Hoe was Finland om te wonen?
‘Finland is een mooi land. Het is het land van de duizend meren. We hebben daar drie maanden zomervakantie; heel anders, en heel groot. Als we ergens een volleybalwedstrijd hadden moesten we heel ver rijden en daarom moesten we daar dan ook vaak overnachten. En op onze sportdag gingen we skiën; dan ging ik op de ski’s naar school; echt een heel ander leven.’

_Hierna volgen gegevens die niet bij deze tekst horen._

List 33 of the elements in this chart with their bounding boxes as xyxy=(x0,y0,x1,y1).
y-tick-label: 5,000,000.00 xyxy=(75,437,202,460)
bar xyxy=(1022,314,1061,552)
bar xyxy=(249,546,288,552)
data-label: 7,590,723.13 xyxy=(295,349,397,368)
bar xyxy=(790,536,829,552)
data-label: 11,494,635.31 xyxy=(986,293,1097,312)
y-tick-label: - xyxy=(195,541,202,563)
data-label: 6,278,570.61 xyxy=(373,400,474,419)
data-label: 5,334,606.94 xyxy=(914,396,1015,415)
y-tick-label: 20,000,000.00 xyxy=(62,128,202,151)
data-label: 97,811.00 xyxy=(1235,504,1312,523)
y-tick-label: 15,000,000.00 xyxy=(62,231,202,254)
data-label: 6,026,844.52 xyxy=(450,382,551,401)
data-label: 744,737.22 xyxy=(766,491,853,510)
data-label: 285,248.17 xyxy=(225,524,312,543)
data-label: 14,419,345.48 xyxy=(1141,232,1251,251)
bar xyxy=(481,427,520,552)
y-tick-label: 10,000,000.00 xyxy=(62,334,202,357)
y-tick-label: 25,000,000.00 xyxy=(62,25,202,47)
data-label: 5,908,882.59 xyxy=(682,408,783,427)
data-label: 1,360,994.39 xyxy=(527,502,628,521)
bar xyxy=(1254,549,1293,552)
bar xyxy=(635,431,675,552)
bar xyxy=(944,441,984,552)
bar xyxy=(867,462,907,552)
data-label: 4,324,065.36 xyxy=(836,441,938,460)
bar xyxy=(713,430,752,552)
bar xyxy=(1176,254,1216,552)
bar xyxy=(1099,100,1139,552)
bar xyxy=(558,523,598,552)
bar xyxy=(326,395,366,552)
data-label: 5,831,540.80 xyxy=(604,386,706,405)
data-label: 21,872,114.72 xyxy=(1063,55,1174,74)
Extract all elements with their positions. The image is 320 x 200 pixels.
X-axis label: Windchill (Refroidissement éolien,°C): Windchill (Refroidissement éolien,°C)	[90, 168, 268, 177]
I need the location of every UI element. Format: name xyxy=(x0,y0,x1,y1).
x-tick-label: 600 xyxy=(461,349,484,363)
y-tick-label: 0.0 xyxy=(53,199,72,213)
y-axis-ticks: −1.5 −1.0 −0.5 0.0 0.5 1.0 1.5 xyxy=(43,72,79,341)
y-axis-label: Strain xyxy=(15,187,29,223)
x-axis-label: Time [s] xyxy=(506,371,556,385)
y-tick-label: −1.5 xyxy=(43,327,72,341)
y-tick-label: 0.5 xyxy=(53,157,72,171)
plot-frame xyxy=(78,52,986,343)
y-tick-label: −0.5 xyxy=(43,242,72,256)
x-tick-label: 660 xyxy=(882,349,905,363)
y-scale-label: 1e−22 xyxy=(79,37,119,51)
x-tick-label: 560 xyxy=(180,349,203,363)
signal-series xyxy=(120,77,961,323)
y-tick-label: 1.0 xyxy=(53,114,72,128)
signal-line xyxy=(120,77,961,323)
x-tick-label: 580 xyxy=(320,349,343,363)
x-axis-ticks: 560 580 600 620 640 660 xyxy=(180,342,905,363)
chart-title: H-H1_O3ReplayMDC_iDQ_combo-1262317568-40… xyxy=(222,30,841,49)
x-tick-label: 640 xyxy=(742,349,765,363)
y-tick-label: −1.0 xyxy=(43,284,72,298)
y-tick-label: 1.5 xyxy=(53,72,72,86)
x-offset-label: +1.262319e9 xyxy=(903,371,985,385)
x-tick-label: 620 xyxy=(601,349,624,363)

Waarom bent u naar Nederland gegaan?
‘Ik ontmoette een leuke Nederlandse man en werd verliefd op hem. Omdat hij als beroepsmilitair werkte voor de Navo en Finland in die tijd nog niet bij de Navo hoorde, kon hij niet in Finland werken. Ik ben fysiotherapeut en kon in Nederland gemakkelijk werken. En als je iemand heel erg liefhebt, dan ga je mee.’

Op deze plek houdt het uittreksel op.